Dr Joseph Murray, the surgeon who performed the world's first successful human organ transplant, has died. He was 93.
The Nobel prize winner passed away at the same Boston Hospital where, almost six decades ago, he performed the surgery that would transform medicine.
In December 1954, Dr Murray made history when he transplanted a kidney between identical twins.
He learned his craft during World War II, treating badly burned soldiers.
By performing skin grafts on troops, he realised the biggest obstacle in the procedure was the immune system's rejection of foreign tissue.
Deeply religious
Working at Boston's Peter Bent Brigham Hospital, he and colleagues managed to successfully transplant kidneys on dogs.
Using the new surgical techniques, he took the healthy kidney of 23-year-old Ronald Herrick and transplanted it into his identical twin, Richard, who had kidney failure. Richard lived another eight years.
In 1962, with the arrival of drugs to suppress the immune response, he completed the first successful organ transplant from an unrelated donor.

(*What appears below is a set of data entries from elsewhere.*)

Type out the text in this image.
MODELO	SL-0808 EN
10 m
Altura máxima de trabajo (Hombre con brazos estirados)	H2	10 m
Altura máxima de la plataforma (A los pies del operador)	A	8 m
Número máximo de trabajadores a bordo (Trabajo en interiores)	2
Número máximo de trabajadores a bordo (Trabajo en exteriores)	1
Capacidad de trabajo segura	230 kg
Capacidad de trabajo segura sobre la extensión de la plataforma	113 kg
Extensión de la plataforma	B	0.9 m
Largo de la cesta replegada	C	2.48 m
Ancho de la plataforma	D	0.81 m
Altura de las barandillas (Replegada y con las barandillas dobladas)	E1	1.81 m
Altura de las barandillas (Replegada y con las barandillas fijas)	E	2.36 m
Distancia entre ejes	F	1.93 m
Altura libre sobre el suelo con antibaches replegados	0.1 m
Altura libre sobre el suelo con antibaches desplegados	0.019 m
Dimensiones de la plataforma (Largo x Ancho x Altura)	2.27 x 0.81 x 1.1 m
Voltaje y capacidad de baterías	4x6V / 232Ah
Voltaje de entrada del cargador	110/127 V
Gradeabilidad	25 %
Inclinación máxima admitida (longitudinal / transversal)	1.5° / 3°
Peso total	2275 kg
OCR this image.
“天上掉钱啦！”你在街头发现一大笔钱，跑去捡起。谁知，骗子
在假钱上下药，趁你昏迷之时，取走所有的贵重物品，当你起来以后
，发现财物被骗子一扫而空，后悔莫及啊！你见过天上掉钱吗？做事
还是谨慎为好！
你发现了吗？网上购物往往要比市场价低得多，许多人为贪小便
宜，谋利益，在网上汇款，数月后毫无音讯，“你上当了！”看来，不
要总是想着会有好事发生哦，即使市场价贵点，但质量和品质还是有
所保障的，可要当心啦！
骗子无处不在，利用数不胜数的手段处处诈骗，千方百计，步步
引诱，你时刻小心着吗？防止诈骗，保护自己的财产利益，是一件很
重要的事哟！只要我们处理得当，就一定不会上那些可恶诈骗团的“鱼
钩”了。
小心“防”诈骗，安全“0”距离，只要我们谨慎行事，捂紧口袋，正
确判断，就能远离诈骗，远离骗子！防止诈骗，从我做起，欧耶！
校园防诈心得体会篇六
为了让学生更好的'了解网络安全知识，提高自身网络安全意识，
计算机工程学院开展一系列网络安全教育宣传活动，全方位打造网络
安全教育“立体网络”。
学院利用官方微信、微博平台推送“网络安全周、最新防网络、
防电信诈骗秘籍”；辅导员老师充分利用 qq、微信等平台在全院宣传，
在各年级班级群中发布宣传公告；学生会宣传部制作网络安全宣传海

His work led to hundreds of thousands of transplants in America alone and sparked an ongoing ethical debate.
Dr Murray was a deeply religious man. He told the Harvard University Gazette in 2001: "Work is a prayer. And I start off every morning dedicating it to our Creator."
He passed away on Monday at the facility - now called Brigham and Women's Hospital - where he made medical history.
He had suffered a stroke on Thursday night at his suburban Boston home, hospital spokesman Tom Langford told the Associated Press.